Beams of sunlight streamed through the clear blue water and bounced off the pebbles on the river bottom. The bands of light shimmered through the water column as the shallow water gently surged back and forth with the rhythm of the incoming waves.
The water was cool enough to feel refreshing on a hot summer day but not cold enough to cause a chill after an hour-long soak.
We happened upon the pair of male rainbow darters shortly after entering the water. Their bright blue and red colors drew our attention immediately. They completely ignored us when we settled in to watch.
A female rainbow darter was also watching them.
The males swam in a tight circle with nose to tail and tail to nose in kind of a yin and yang formation. After about three or four rotations they cozied up for a body measurement. They precisely pressed their tails together, perfectly aligning the ends. Then they pressed their bodies together.

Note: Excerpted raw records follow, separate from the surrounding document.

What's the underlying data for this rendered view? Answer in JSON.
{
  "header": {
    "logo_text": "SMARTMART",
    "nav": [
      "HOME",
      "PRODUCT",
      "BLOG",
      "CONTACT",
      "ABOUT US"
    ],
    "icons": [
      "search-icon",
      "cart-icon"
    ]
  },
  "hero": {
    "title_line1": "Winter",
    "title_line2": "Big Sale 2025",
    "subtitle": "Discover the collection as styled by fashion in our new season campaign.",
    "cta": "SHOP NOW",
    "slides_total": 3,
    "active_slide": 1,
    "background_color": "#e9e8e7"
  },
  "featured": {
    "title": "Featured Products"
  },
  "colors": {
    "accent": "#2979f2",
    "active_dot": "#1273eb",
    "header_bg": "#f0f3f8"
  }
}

They were exactly the same, at least to my human eye.
Even their coloration was identical. Normally, one will have redder fin rays or a paler blue body, but these guys were a perfect match. In our still images the males are such a perfect mirror image that it almost seems like we used a photo-editing filter.
For the duration of our air supply, we watched the males measure themselves, separate and then try again. Neither seemed willing to accept defeat. And their identical size kept them in a perpetual measurement loop.
No, I’m bigger.
No, I am.
One of the disadvantages of being air breathers is that our time underwater is always limited. On each dive we get just a brief glimpse into the underwater realm. It’s not uncommon for us to be out of air before we are ready to go.
On this dive, we drained our tanks watching the males circling and measuring but our time was up, and we had to leave before the female decided which male most favorably measured up.